Council next week is expected to consider filling the jobs of police chief and borough manager, both held by Jeffrey Harbin, who is retiring. Members will hold a special meeting June 24 to discuss personnel matters.
On Monday, council:
• Adopted an ordinance that sets the real estate tax rate at 6.23 mills. Solicitor Joe Lucas said the rate is based on a $2.1 million budget with a 91 percent collection rate that allows taxpayers to receive 2 percent discounts for paying by a certain date. Mr. Lucas said Carnegie has petitioned to go over the 105 percent collection rate, so another council vote on the millage rate will be required.
• Members Carol Covi, Rick D'Loss and Sue Demko and Mayor Jack Kobistek were named to the Carnegie Borough/Carnegie Development Corp. Wayfinding Committee that will work on new directional and welcoming signs in the borough.
• Mr. Kobistek reminded residents that dogs must be on a leash. Two incidents have occurred recently in which pets on leashes have been attacked by a dog that wasn't on a leash.
Mayor Jack Muhr said the borough has received a lot of calls from residents about bricks falling from a building at 114 Helen St.
The mayor said the property has been condemned, but it is the responsibility of the owner to repair the structure or tear it down.
"The borough can't use taxpayer's money to tear down a privately owned building," he said.
• Council awarded a $630,000 contract to R&B Contracting & Excavating Inc. of Homestead to complete the sanitary sewer interceptor project at McKees Rocks Industrial Park after the necessary permits and approvals are granted.
• Council hired Steven Gilbert as a full-time police officer, contingent on the provision that he move to within seven air miles of the borough within a year.
Supervisors issued proclamations to recognize Moon Area School District superintendent Donna K. Milanovich, who is retiring June 28, and Joseph Meyer Leibowitz and Dalton Pritt, both of Boy Scout Troop 310, who have achieved the rank of Eagle Scout.
• Board members authorized a three-year lease in the amount of $39,635 with Laurel Capital Corp. for seven in-car video base systems with wireless video transfer and networking.
Manager Jeanne Creese said the township had planned to pay for the camera systems and server over five years, but purchasing the system all at once would result in significant savings. The vote was 4-0. Supervisor Frank Sinatra was absent.
• Supervisors accepted the resignation of Amy Ottaviani from the Moon Parks and Recreation Advisory Board. She will become parks and recreation assistant director. Supervisors also accepted the resignation of Peggy Williams-Betlyn from the MCA-TV advisory board.
Supervisors on Tuesday awarded a $384,216 contract to Martino Inc. of Rochester for site work at the planned community center in Donaldson Community Park. Work includes grading and erosion controls.
• Nick Halbedl, a recent West Allegheny graduate, presented a $410 check to the township parks and recreation program called PALS -- Providing Assistance, Love and Support -- for children with special needs and their families. For his senior project, Nick raised the money selling autism awareness bracelets.

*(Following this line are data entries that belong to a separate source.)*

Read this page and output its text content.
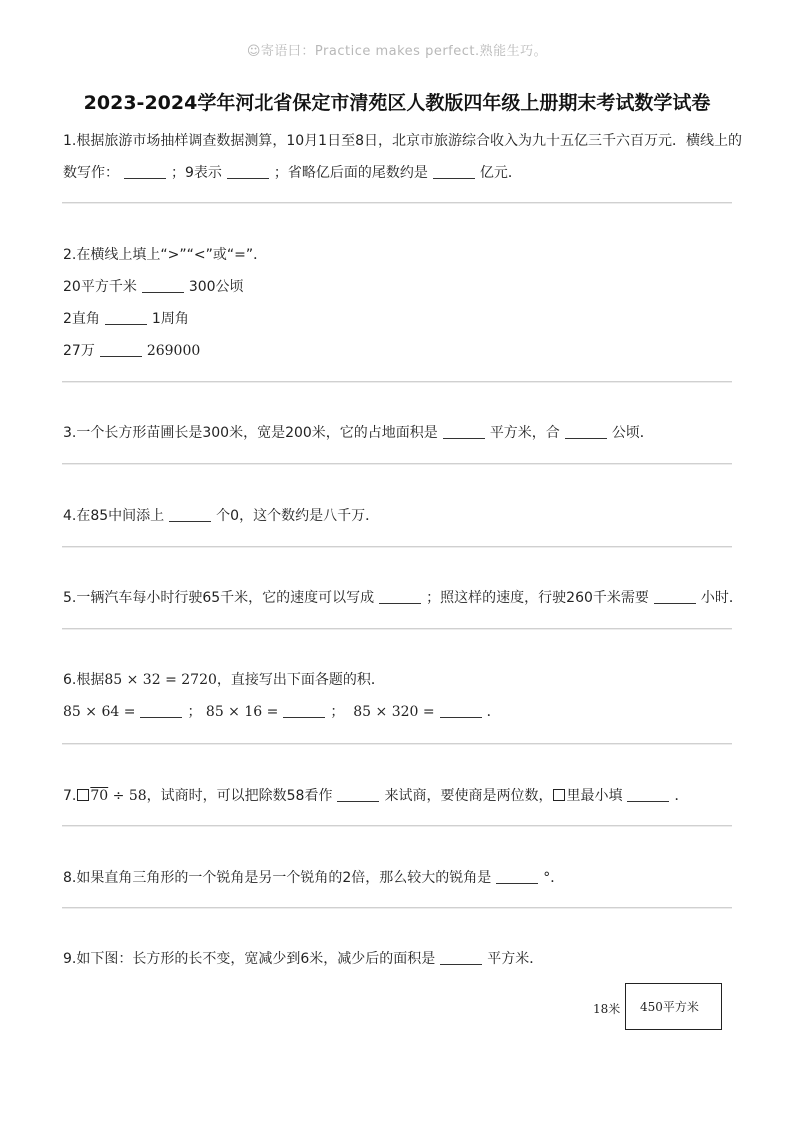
☺寄语曰：Practice makes perfect.熟能生巧。
2023-2024学年河北省保定市清苑区人教版四年级上册期末考试数学试卷

1.根据旅游市场抽样调查数据测算，10月1日至8日，北京市旅游综合收入为九十五亿三千六百万元．横线上的

数写作：	；9表示	；省略亿后面的尾数约是	亿元．

2.在横线上填上“>”“<”或“=”．

20平方千米	300公顷

2直角	1周角

27万	269000

3.一个长方形苗圃长是300米，宽是200米，它的占地面积是	平方米，合	公顷．

4.在85中间添上	个0，这个数约是八千万．

5.一辆汽车每小时行驶65千米，它的速度可以写成	；照这样的速度，行驶260千米需要	小时．

6.根据85 × 32 = 2720，直接写出下面各题的积．

85 × 64 =	； 85 × 16 =	； 85 × 320 =	．

7. 70 ÷ 58，试商时，可以把除数58看作	来试商，要使商是两位数， 里最小填	．

8.如果直角三角形的一个锐角是另一个锐角的2倍，那么较大的锐角是	°．

9.如下图：长方形的长不变，宽减少到6米，减少后的面积是	平方米．

18米	450平方米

• Allegheny Metal Finishing is set to build a 5,250-square-foot addition to its industrial building at 8150 Steubenville Pike. Supervisors approved the plan Tuesday and waived certain sidewalk and storm sewer requirements.
Today is the registration deadline for the borough's Thrill on the Hill run for 1- and 2-milers at 9 a.m. Saturday at Rosslyn Farms Community Center, Kings Highway and Priscilla Lane.
Awards will be given to the top male and female runners in various age categories.
Cost is $20 for ages 11 and up, $10 for ages 10 and younger. Thrill on the Hill T-shirts will be given to the first 200 entrants.
Proceeds will benefit the Rosslyn Farms Community Center.
With 250 township properties still under assessment appeals, commissioners Tuesday approved a property tax rate of 4.33 mills, which will generate $4.1 million in revenue.
The assessed value for 2012 is $790 million, but that number jumped to more than $1 billion for 2013. However, 250 unresolved appeals could cost the township $55.1 million.
"It's impossible to find out what the end results will be," said board President Tom Castello, who fretted about cutting millage too much.
Both he and Commissioner Craig Stephens pointed out that some appeals may not be completed this year.
Commissioner Bill Wells took a more conservative view, arguing that it would be unlikely to lose all of the appeals, which involve both residential and commercial properties.
Scott's 2012 millage rate was 5 mills, which is 13 percent more than the new 4.33-mill rate.
"I'd like to make sure we stay within this budget so we have the money to give back," Mr. Wells said.
"I don't want to see that this money is frittered away, too."
When Mr. Castello responded that Scott always carries over unused funds, Mr. Wells replied that the amount is $2 million.